Keras autoencoder : validation loss > training loss - but performing well on testing dataset

Question

IN SHORT:

I have trained an Autoencoder whose validation loss is always higher than its training loss (see attached figure). I would think that this is a signal of overfitting. However, my Autoencoder performs well on the testing dataset. I was wondering if:

1) with reference to the architecture of the network, provided below, anyone could provide insights on how to reduce the validation loss (and how it is possible that the validation loss is much higher than the training one, despite the performance of the Autoencoder being good on the testing dataset);

2) if it is actually a problem that there is this gap between training and validation loss (when the performance on the testing dataset is actually good).

DETAILS:

I coded up my deep Autoencoder in Keras (code below). The architecture is 2001 (input layer) - 1000 - 500 - 200 - 50 - 200 - 500 - 1000 - 2001 (output layer). My samples are 1d functions of time. Each of them has 2001 time components. I have 2000 samples, which I split in 1500 for training, 500 for testing. Ot of the 1500 training samples, 20% of them (i.e. 300) are used as validation set. I normalize the training set removing the mean and dividing by the standard deviation. I use the mean and standard deviation of the training dataset to normalise the testing dataset as well.

I train the Autoencoder using Adamax optimizer and mean squared error as loss function.

from tensorflow.keras.layers import Input, Dense, Dropout
from tensorflow.keras.models import Model
from tensorflow.keras import optimizers

import numpy as np
import copy


# data
data = # read my input samples. They are 1d functions of time and I have 2000 of them.
# Each function has 2001 time components

# shuffling data before training
import random
random.seed(4)
random.shuffle(data)

# split training (1500 samples) and testing (500 samples) dataset
X_train = data[:1500]
X_test = data[1500:]

# normalize training and testing set using mean and std deviation of training set
X_mean = X_train.mean()
X_train -= X_mean
X_std = X_train.std()
X_train /= X_std

X_test -= X_mean
X_test /= X_std


### MODEL ###

# Architecture

# input layer
input_shape = [X_train.shape[1]]
X_input = Input(input_shape)

# hidden layers

x = Dense(1000, activation='tanh', name='enc0')(X_input)
encoded = Dense(500, activation='tanh', name='enc1')(x)
encoded_2 = Dense(200, activation='tanh', name='enc2')(encoded)
encoded_3 = Dense(50, activation='tanh', name='enc3')(encoded_2)
decoded_2 = Dense(200, activation='tanh', name='dec2')(encoded_3)
decoded_1 = Dense(500, activation='tanh', name='dec1')(decoded_2)
x2 = Dense(1000, activation='tanh', name='dec0')(decoded_1)

# output layer
decoded = Dense(input_shape[0], name='out')(x2)

# the Model
model = Model(inputs=X_input, outputs=decoded, name='autoencoder')

# optimizer
opt = optimizers.Adamax()
model.compile(optimizer=opt, loss='mse', metrics=['acc'])
print(model.summary())

###################

### TRAINING ###

epochs = 1000
# train the model
history = model.fit(x = X_train, y = X_train,
                    epochs=epochs,
                    batch_size=100,
                    validation_split=0.2)  # using 20% of training samples for validation

# Testing 
prediction = model.predict(X_test)
for i in range(len(prediction)):
    prediction[i] = np.multiply(prediction[i], X_std) + X_mean

loss = history.history['loss']
val_loss = history.history['val_loss']
epochs = range(epochs)
plt.figure()
plt.plot(epochs, loss, 'bo', label='Training loss')
plt.plot(epochs, val_loss, 'b', label='Validation loss')
plt.title('Training and validation loss')
plt.legend()
plt.show()
plt.close()

Answer 1

2) if it is actually a problem that there is this gap between training and validation loss (when the performance on the testing dataset is actually good).

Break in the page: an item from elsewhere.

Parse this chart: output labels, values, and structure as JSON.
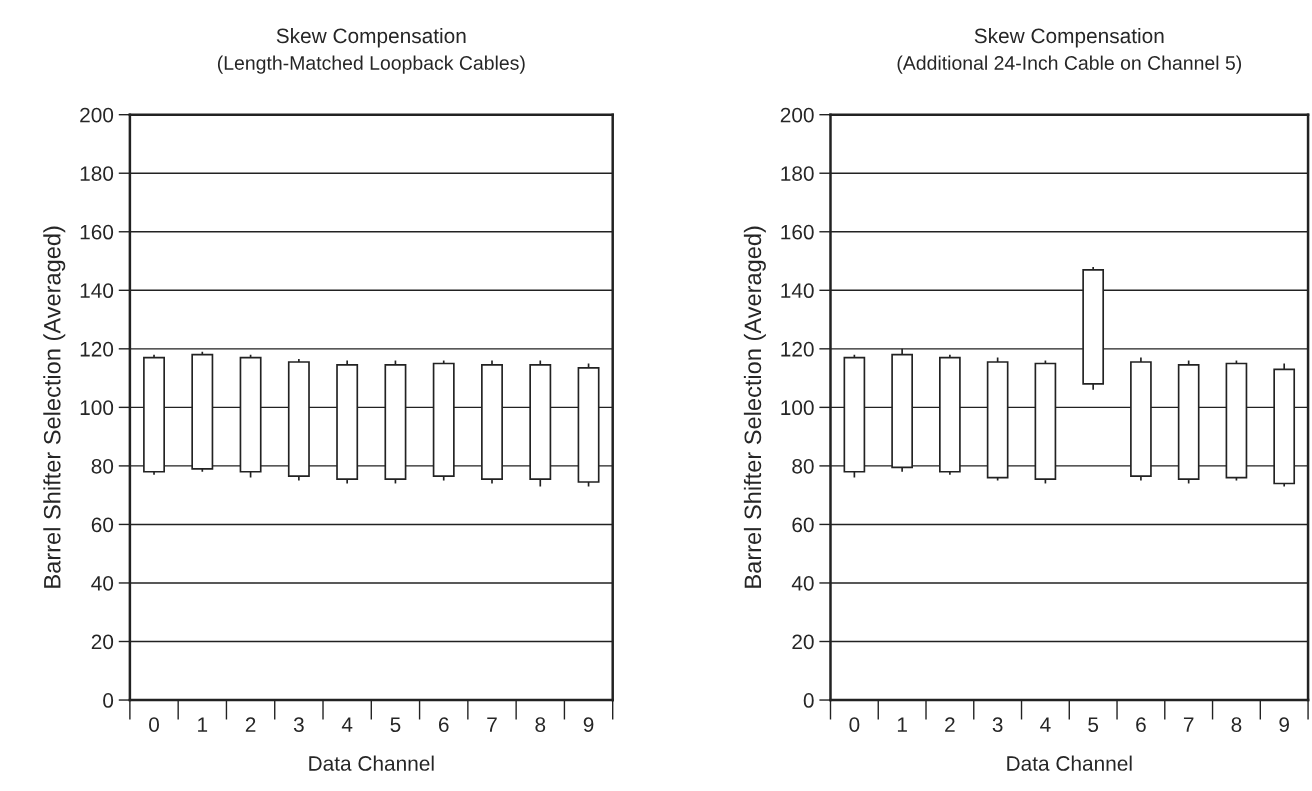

This is just the generalization gap, i.e. the expected gap in the performance between the training and validation sets; quoting from a recent blog post by Google AI:

An important concept for understanding generalization is the generalization gap, i.e., the difference between a model’s performance on training data and its performance on unseen data drawn from the same distribution.

.

I would think that this is a signal of overfitting. However, my Autoencoder performs well on the testing dataset.

It is not, but the reason is not exactly what you think (let alone the fact that "well" is a highly subjective term).

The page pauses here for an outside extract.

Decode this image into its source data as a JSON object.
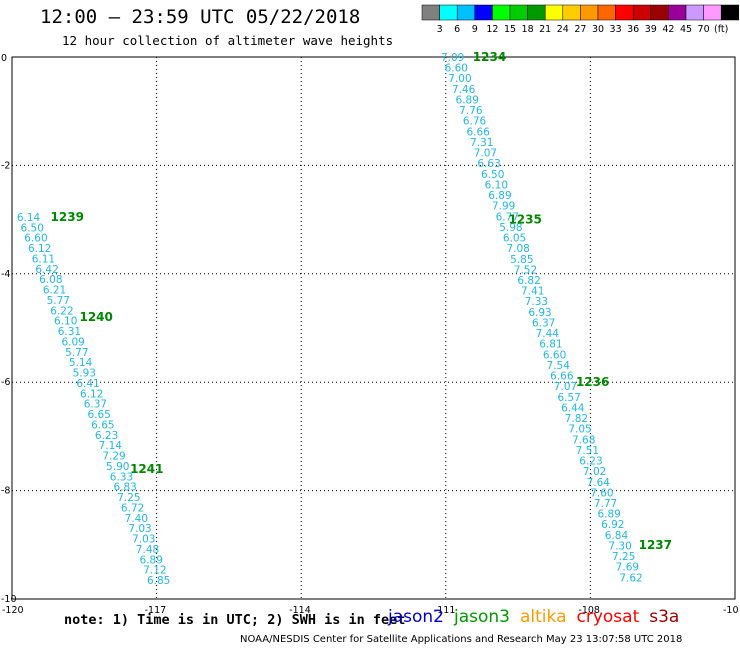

The telltale signature of overfitting is when your validation loss starts increasing, while your training loss continues decreasing, i.e.:

Your graph does not show such a behavior; also, notice the gap (pun intended) between the curves in the above plot (adapted from the Wikipedia entry on overfitting).

how it is possible that the validation loss is much higher than the training one, despite the performance of the Autoencoder being good on the testing dataset

There is absolutely no contradiction here; notice that your training loss is almost zero, which is not necessarily surprising in itself, but it would certainly be surprising if the validation loss were anywhere close to zero. And, again, "good" is a highly subjective term.

In other words, nothing in the info you have provided shows that there is something wrong with your model...